Children experienced learning deficits equivalent to roughly one-third of a school year’s worth of knowledge and skills during the pandemic, and they are still struggling to recover from those losses more than two years later, a new global analysis found.
The Covid-19 pandemic caused one of the greatest disruptions to education in history, with school closures affecting 95 percent of students worldwide and online learning becoming far more common.
The analysis, published Monday in the journal Nature Human Behavior and drawing on data from 15 countries, provided the most comprehensive account to date of the academic hardships wrought by the pandemic.

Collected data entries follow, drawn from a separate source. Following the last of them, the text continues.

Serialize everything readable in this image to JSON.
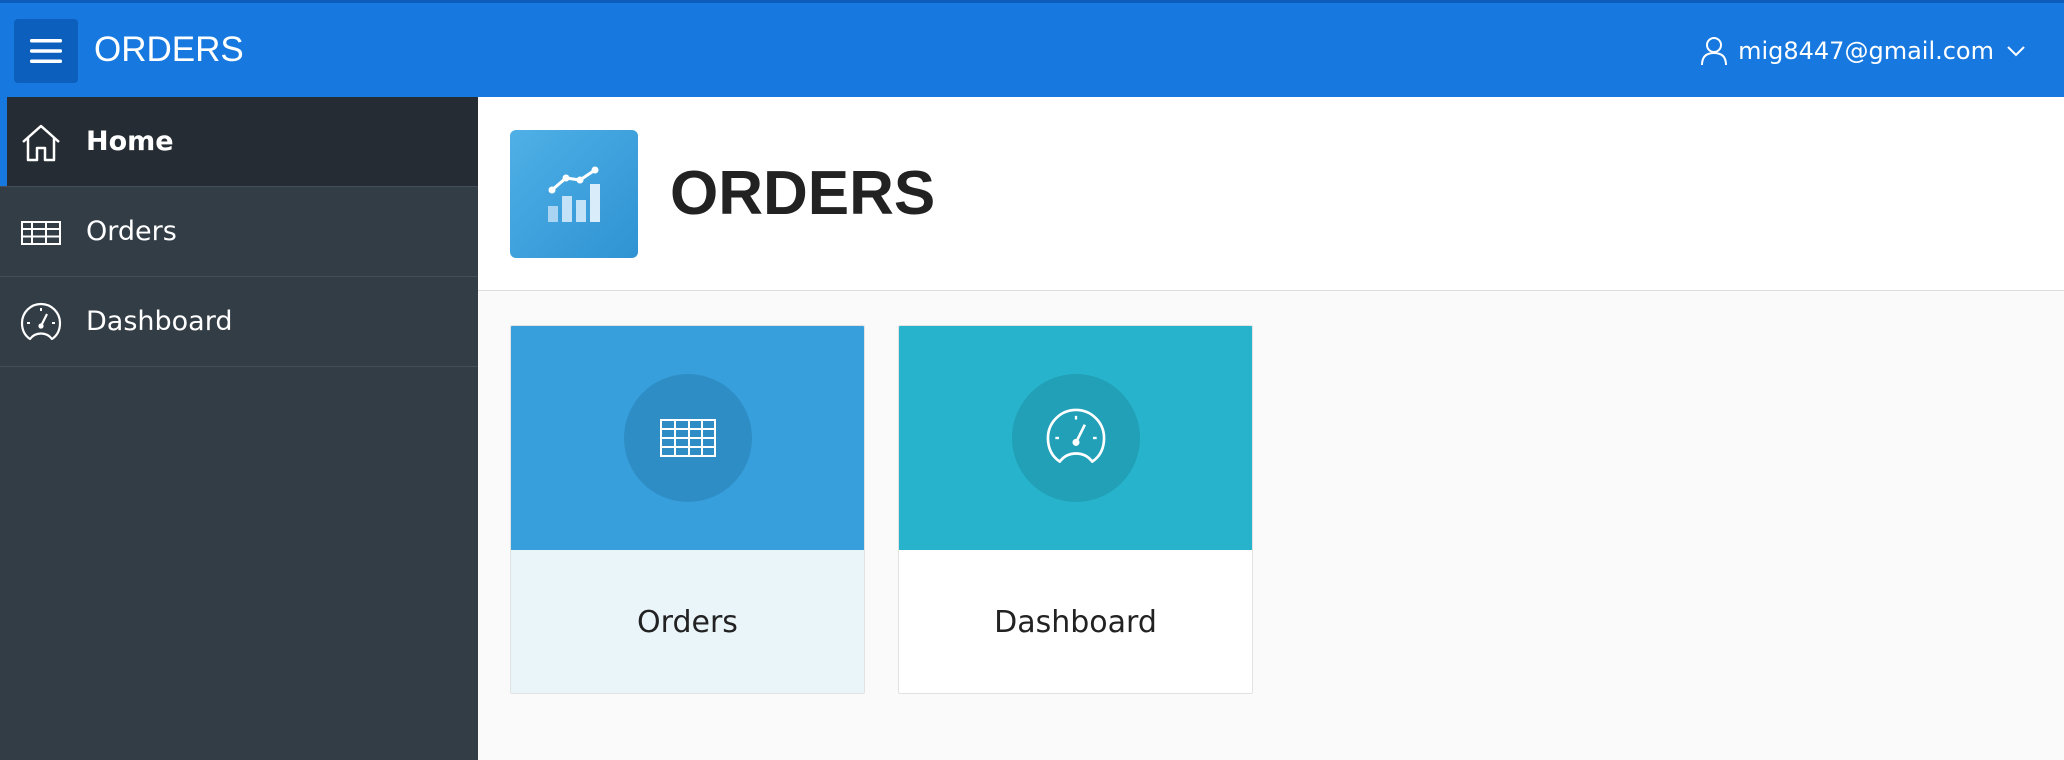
{
  "header": {
    "app_title": "ORDERS",
    "user_email": "mig8447@gmail.com",
    "icons": {
      "menu": "hamburger-menu-icon",
      "user": "user-icon",
      "dropdown": "chevron-down-icon"
    }
  },
  "sidebar": {
    "items": [
      {
        "label": "Home",
        "icon": "home-icon",
        "active": true
      },
      {
        "label": "Orders",
        "icon": "table-icon",
        "active": false
      },
      {
        "label": "Dashboard",
        "icon": "speedometer-icon",
        "active": false
      }
    ]
  },
  "hero": {
    "title": "ORDERS",
    "icon": "chart-icon"
  },
  "cards": [
    {
      "label": "Orders",
      "icon": "table-icon",
      "color": "#379fdb"
    },
    {
      "label": "Dashboard",
      "icon": "speedometer-icon",
      "color": "#27b3cc"
    }
  ],
  "colors": {
    "header": "#1779e0",
    "sidebar": "#333d46",
    "sidebar_active": "#262c33"
  }
}
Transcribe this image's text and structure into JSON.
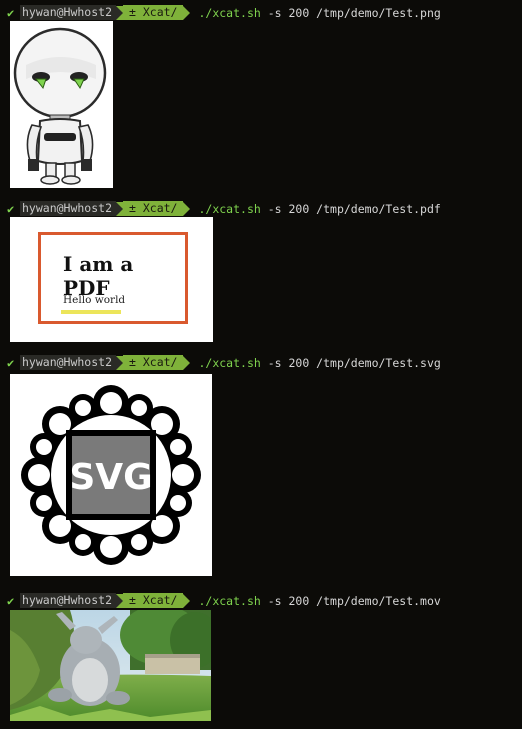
{
  "terminal": {
    "prompts": [
      {
        "status_icon": "check-icon",
        "user_host": "hywan@Hwhost2",
        "directory": "± Xcat/",
        "executable": "./xcat.sh",
        "args": " -s 200 /tmp/demo/Test.png"
      },
      {
        "status_icon": "check-icon",
        "user_host": "hywan@Hwhost2",
        "directory": "± Xcat/",
        "executable": "./xcat.sh",
        "args": " -s 200 /tmp/demo/Test.pdf"
      },
      {
        "status_icon": "check-icon",
        "user_host": "hywan@Hwhost2",
        "directory": "± Xcat/",
        "executable": "./xcat.sh",
        "args": " -s 200 /tmp/demo/Test.svg"
      },
      {
        "status_icon": "check-icon",
        "user_host": "hywan@Hwhost2",
        "directory": "± Xcat/",
        "executable": "./xcat.sh",
        "args": " -s 200 /tmp/demo/Test.mov"
      }
    ],
    "pdf_preview": {
      "title": "I am a PDF",
      "body": "Hello world",
      "frame_color": "#d9592e",
      "highlight_color": "#ece55a"
    },
    "svg_preview": {
      "label": "SVG"
    },
    "colors": {
      "background": "#0c0b08",
      "success": "#7fd34e",
      "segment_user": "#2a2a26",
      "segment_dir": "#7fb23a"
    }
  }
}
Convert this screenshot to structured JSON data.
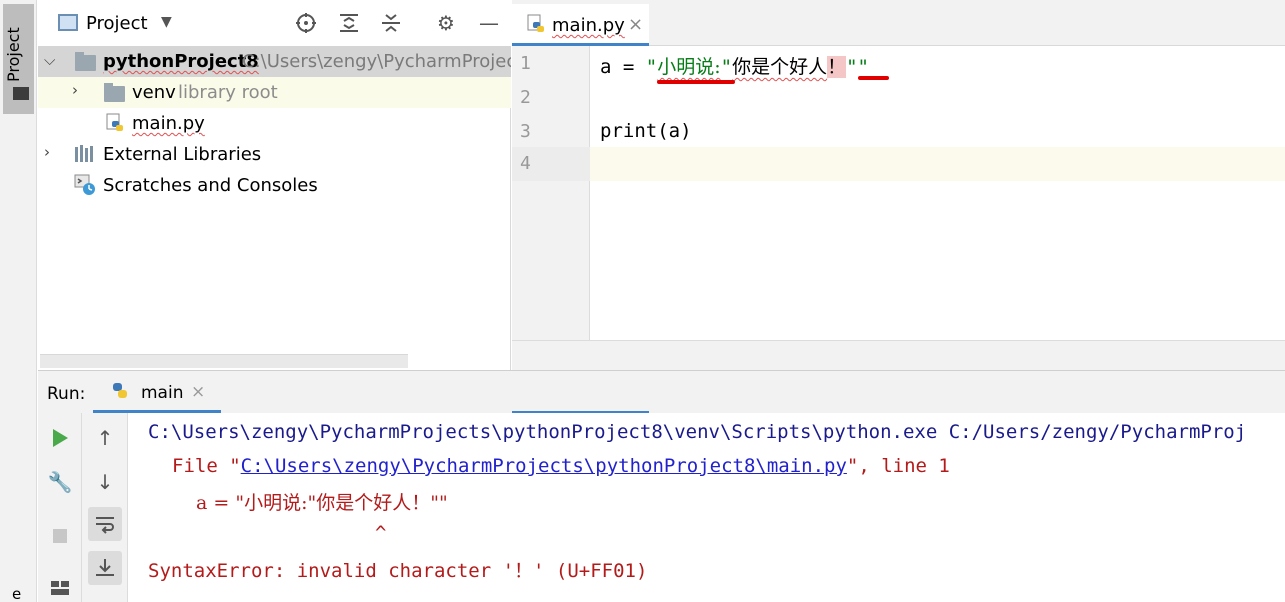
{
  "sidebar": {
    "project_tab_label": "Project",
    "bottom_text": "e"
  },
  "project": {
    "title": "Project",
    "tree": {
      "root_name": "pythonProject8",
      "root_path": "C:\\Users\\zengy\\PycharmProjects\\",
      "venv_name": "venv",
      "venv_hint": "library root",
      "file_name": "main.py",
      "external_libraries": "External Libraries",
      "scratches": "Scratches and Consoles"
    }
  },
  "editor": {
    "tab_label": "main.py",
    "line_numbers": [
      "1",
      "2",
      "3",
      "4"
    ],
    "line1": {
      "prefix": "a = ",
      "q_open": "\"",
      "str1": "小明说:",
      "q_close": "\"",
      "text": "你是个好人",
      "bad_char": "！",
      "tail": "\"\""
    },
    "line3": "print(a)"
  },
  "run": {
    "label": "Run:",
    "tab_label": "main",
    "console": {
      "cmd": "C:\\Users\\zengy\\PycharmProjects\\pythonProject8\\venv\\Scripts\\python.exe C:/Users/zengy/PycharmProj",
      "file_prefix": "File \"",
      "file_link": "C:\\Users\\zengy\\PycharmProjects\\pythonProject8\\main.py",
      "file_suffix": "\", line 1",
      "src_line": "a = \"小明说:\"你是个好人！\"\"",
      "caret": "^",
      "error": "SyntaxError: invalid character '！' (U+FF01)"
    }
  },
  "colors": {
    "accent": "#4083c9",
    "error_red": "#b31b1b",
    "string_green": "#067d17",
    "console_blue": "#1a1a8c"
  }
}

The study found that children aged between five and 18 had lost the equivalent of 35 percent of a normal year’s worth of education.
Learning delays and regressions were most severe in developing countries and among students from low-income families, worsening existing disparities and threatening to follow children into higher education and the labor force, researchers warned.
“Education inequality between children from different socioeconomic backgrounds increased during the pandemic. So the learning crisis is an equality crisis,” said the study’s lead author Bastian Betthauser, a researcher at France’s Sciences Po university.
The researchers also found larger “learning deficits” for maths than for reading.
“This may be due to parents being better able to help their children with reading compared to maths exercises,” Betthauser told a press briefing.
Most of the learning deficits came during school closures when in-person learning stopped during the public health crisis.
Efforts by children, parents, schools and governments since may have prevented further losses but have not made up for the lost ground, the study said.
“Education is one of – if not the – key predictor for children’s school-to-work transition, their success in the labour market, their success in building up their own livelihoods,” Betthauser said.
“This is potentially going to be a real problem for this generation that experienced the pandemic in school,” he said.
The researchers examined and analysed data from 42 studies conducted in 15 countries: Australia, Belgium, Brazil, Colombia, Denmark, Germany, Italy, Mexico, the Netherlands, South Africa, Spain, Sweden, Switzerland, the United Kingdom, and the United States.
More research is needed to understand the scale of the problem going forward, particularly in less developed countries, they added.
The researchers also called for governments to take up policy initiatives to help this generation recover their losses.
“I get the sense that maybe attention is diverted away a little bit by other current events, and it’s important that we remember that these learning deficits are still there,” Betthauser said.